The free radical scavenging ability of ogi flour extracts using α, diphenyl-β-picrylhydrazyl (DPPH) were carried out following Pownall et al.²⁰. 1 mL of 0.3mM DPPH dissolved in ethanol in different test tubes was added to different concentrations of 1 mL of the aqueous extracts of each of the samples. The tubes were then shaken vigorously and allowed to stand for 30 min at room temperature in the dark. A control was also prepared as mention previously without the addition of the sample. Absorbance of the samples was measured at 517 nm using a UV-VIS spectrophotometer (Model SP9, PyeUnican UK) to record the changes. Free radical scavenging ability was expressed as 50% maximal radical inhibition concentration (DPPH IC₅₀).

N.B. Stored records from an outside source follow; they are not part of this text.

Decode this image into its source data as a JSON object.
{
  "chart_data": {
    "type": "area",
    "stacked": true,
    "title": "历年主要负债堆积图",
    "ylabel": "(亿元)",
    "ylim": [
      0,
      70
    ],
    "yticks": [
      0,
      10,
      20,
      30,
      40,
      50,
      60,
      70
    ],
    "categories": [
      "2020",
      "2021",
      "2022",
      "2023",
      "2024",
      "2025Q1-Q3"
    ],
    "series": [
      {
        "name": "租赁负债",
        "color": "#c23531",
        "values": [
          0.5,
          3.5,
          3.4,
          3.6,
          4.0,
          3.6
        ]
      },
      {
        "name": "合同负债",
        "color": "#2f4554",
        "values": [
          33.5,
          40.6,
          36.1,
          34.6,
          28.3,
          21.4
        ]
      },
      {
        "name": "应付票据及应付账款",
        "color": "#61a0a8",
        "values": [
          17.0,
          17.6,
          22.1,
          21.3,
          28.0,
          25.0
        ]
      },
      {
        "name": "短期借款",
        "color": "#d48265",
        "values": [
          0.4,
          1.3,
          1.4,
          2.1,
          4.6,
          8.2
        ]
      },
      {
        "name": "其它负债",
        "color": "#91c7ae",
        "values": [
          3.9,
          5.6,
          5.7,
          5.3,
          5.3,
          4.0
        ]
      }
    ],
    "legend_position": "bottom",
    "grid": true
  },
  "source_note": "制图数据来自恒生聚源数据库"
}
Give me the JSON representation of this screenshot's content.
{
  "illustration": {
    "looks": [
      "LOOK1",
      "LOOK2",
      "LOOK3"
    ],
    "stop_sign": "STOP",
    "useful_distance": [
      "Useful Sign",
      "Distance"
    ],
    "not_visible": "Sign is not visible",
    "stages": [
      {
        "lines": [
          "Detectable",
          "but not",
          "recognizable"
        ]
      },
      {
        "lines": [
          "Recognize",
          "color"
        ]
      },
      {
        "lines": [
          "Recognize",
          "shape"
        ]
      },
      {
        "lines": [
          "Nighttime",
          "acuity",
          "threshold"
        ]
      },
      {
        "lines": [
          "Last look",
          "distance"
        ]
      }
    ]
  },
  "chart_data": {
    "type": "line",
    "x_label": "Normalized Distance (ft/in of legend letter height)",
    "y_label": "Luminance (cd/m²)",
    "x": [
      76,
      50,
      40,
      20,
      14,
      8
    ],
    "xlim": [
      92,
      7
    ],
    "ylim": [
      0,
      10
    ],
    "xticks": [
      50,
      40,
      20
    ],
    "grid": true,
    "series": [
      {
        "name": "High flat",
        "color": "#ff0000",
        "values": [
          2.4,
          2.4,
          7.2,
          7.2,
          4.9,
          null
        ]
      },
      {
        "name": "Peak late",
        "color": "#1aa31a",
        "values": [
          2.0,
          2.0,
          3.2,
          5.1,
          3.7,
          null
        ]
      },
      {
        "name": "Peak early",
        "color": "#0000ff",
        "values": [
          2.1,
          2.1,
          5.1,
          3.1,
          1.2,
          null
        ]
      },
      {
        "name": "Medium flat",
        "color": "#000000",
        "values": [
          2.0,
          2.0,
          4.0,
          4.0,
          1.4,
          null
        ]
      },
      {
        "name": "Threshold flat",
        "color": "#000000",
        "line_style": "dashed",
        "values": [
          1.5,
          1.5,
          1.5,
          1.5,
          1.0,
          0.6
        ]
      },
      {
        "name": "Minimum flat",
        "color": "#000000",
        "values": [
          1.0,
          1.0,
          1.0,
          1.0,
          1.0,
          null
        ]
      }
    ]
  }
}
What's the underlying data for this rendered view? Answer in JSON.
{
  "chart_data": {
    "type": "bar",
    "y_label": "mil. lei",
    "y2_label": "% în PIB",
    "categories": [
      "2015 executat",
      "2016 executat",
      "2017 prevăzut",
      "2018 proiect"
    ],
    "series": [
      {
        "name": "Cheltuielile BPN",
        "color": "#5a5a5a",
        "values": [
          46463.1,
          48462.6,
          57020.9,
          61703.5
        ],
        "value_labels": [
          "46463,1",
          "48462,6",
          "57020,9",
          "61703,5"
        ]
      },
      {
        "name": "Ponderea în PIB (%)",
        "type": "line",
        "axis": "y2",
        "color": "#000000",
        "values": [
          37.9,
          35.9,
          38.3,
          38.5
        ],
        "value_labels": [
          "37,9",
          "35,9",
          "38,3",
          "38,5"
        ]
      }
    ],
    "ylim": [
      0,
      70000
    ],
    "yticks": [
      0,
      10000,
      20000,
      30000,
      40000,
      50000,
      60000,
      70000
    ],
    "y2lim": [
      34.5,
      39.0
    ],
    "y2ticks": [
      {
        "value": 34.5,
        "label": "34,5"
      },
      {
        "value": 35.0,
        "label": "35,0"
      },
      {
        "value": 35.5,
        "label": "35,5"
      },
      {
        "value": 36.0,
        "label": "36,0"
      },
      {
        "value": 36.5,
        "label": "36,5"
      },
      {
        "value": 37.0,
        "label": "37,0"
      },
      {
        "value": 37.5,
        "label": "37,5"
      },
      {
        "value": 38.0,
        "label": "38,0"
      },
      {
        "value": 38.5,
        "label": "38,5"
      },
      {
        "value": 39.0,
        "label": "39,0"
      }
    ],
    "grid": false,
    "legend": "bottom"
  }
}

Determination of total flavonoid content

The total flavonoid content (TFC) of ogi flour extract was determined following Lamien et al.²¹. Ogi flour extracts (0.5 ml) had ethanol (0.5 ml), 50 μl of aluminum chloride (10%), potassium acetate (50 μl), and water (1.4 ml) added to them, and then were incubated for 30 min at room temperature. The absorbance of the reaction mixture was read at 415 nm using spectrophotometer (Model SP9, PyeUnican UK). 0.01 g quercetin dissolved in 20 ml of ethanol was used to prepared standard quercetin solutions (y = 0.001x + 0.0018, R² = 0.992). The quantity of flavonoids present in the extracts was expressed as quercetin equivalent (QE). The quercetin solution without sample solution was used as positive control due to it’s a polyphenol content. All determinations were carried out in triplicate.

Statistical analysis

The means were calculated and separated using MS Excel 2010 and SAS 9.4 version (2014) respectively. Means were separated with Duncan Multiple Range Test (DMRT) at 5% level of probability.